DC: Today [editor’s note: this conversation is from last month] I began our online ZOOM courses, and it was fantastic to hear each others’ voices and to adapt as best we could to the circumstances. I was in our filthy kitchen, but had angled the screen to give a view of the window behind me. It was 6 AM for the students on the West Coast. I met two magnificent cats, and we bonded over the Netflix show Tiger King. Clearly, here was a new experience with its own phenomenology—and though I’m trying to stitch the new reality into the old, the moment calls for some measure of reinvention.

My classes are continuing on three fronts. I started blogs for them on Blogger, which takes everybody back to the heady days of 2012. It’s pleasingly low-fi and nostalgic. I post a poem or text a day and a short comment. The students respond to my comment with their own, or generate new posts with information about the day’s text—or about anything they’s like to share. Distraction is important. Second, we’re doing the ZOOM classes. Third, I had them all buy moleskines and create homemade books, using the space however they choose. I’m going to prompt them to upload images from these books to the blog.

The ZOOM classes remind us that every situation is different. Some students are disadvantaged by, say, being across the world; others might be down the block but need to care for their little brother all day. Nobody so far that I know of has become ill, but lots of students have parents and loved ones working in ways that put their lives in jeopardy.

BABF: What’s been resonating with your students lately, poetry-wise?

DC:  Both of my classes are reading Emily Dickinson (one is a seminar on Dickinson; the other is an introduction to literature, where I do a long unit on Dickinson). I threw out the old syllabi and chose poems that speak to interruption. Today we discussed “I tie my hat—I crease my shawl”—a poem about “life’s little duties” and the ways they do and do not shield us from existential terror. It’s good to read that poem alongside another Dickinson poem, “The clock stopped—not the Mantel’s”—both are about time-telling as a fragile practice bound to artifacts which can and do fail.

BABF:  You mentioned in the essay that you often synchronize your syllabus to the changes in seasons and light. If you somehow could’ve seen what was coming this spring semester, and were able to remake one of your syllabi in advance to correspond to these circumstances, what do you think you would’ve put on it?

DC: Such a good question. I wouldn’t know how to get through this period without Dickinson. I’d also assign (I’d have to think in depth about why) some early Frost, and maybe Hardy’s poetry. Some of the poems of the nineteen-teens and twenties which seem so simple and lyrical, and yet the backdrop was pandemic and war and carnage. And I suppose The Waste Land will be on people’s minds. We do seem to be living through a period like the one Eliot synthesized in that poem.

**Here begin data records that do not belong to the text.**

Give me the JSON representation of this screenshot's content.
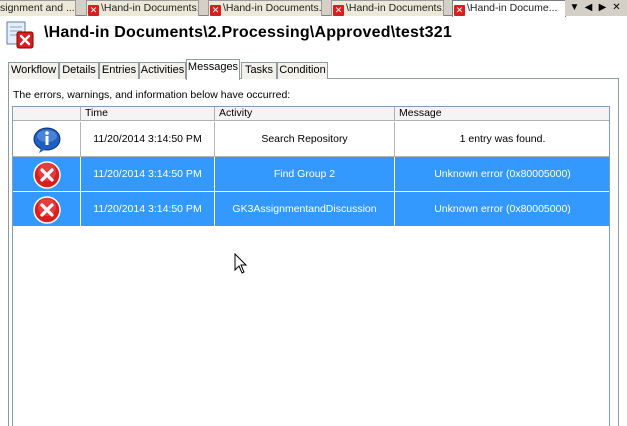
{
  "doc_tabs": [
    {
      "label": "signment and ...",
      "has_icon": false
    },
    {
      "label": "\\Hand-in Documents...",
      "has_icon": true
    },
    {
      "label": "\\Hand-in Documents...",
      "has_icon": true
    },
    {
      "label": "\\Hand-in Documents...",
      "has_icon": true
    },
    {
      "label": "\\Hand-in Docume...",
      "has_icon": true,
      "active": true
    }
  ],
  "strip_controls": [
    "▼",
    "◀",
    "▶",
    "✕"
  ],
  "document": {
    "title": "\\Hand-in Documents\\2.Processing\\Approved\\test321"
  },
  "inner_tabs": [
    "Workflow",
    "Details",
    "Entries",
    "Activities",
    "Messages",
    "Tasks",
    "Condition"
  ],
  "active_inner_tab": "Messages",
  "messages_intro": "The errors, warnings, and information below have occurred:",
  "grid": {
    "columns": [
      "",
      "Time",
      "Activity",
      "Message"
    ],
    "rows": [
      {
        "type": "info",
        "time": "11/20/2014 3:14:50 PM",
        "activity": "Search Repository",
        "message": "1 entry was found.",
        "selected": false
      },
      {
        "type": "error",
        "time": "11/20/2014 3:14:50 PM",
        "activity": "Find Group 2",
        "message": "Unknown error (0x80005000)",
        "selected": true
      },
      {
        "type": "error",
        "time": "11/20/2014 3:14:50 PM",
        "activity": "GK3AssignmentandDiscussion",
        "message": "Unknown error (0x80005000)",
        "selected": true
      }
    ]
  },
  "colors": {
    "selection": "#3399ff",
    "error_red": "#d81e1e",
    "info_blue": "#1f5fbf"
  }
}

BABF: Do you have any chance to read for pleasure these days? Is there anything in particular that’s been bringing you solace?

DC: I am slowly reading War and Peace, trying to keep track of which princess has the mole and which princess has the mustache. It’s a slow process but we have the time. I just read a wonderful memoir by the philosopher John Kaag, American Philosophy: A Love Story, about his discovery of a scholarly library in the wilds of New Hampshire, infested by animals and insects, but containing some of the most important books which belonged to the giants of 19th century American philosophy: people like William James and Charles Sanders Pierce. The book asks whether life is worth living, which is the question James asked. I think it comes out on the side of Yes, Barely. Which will have to do, for now.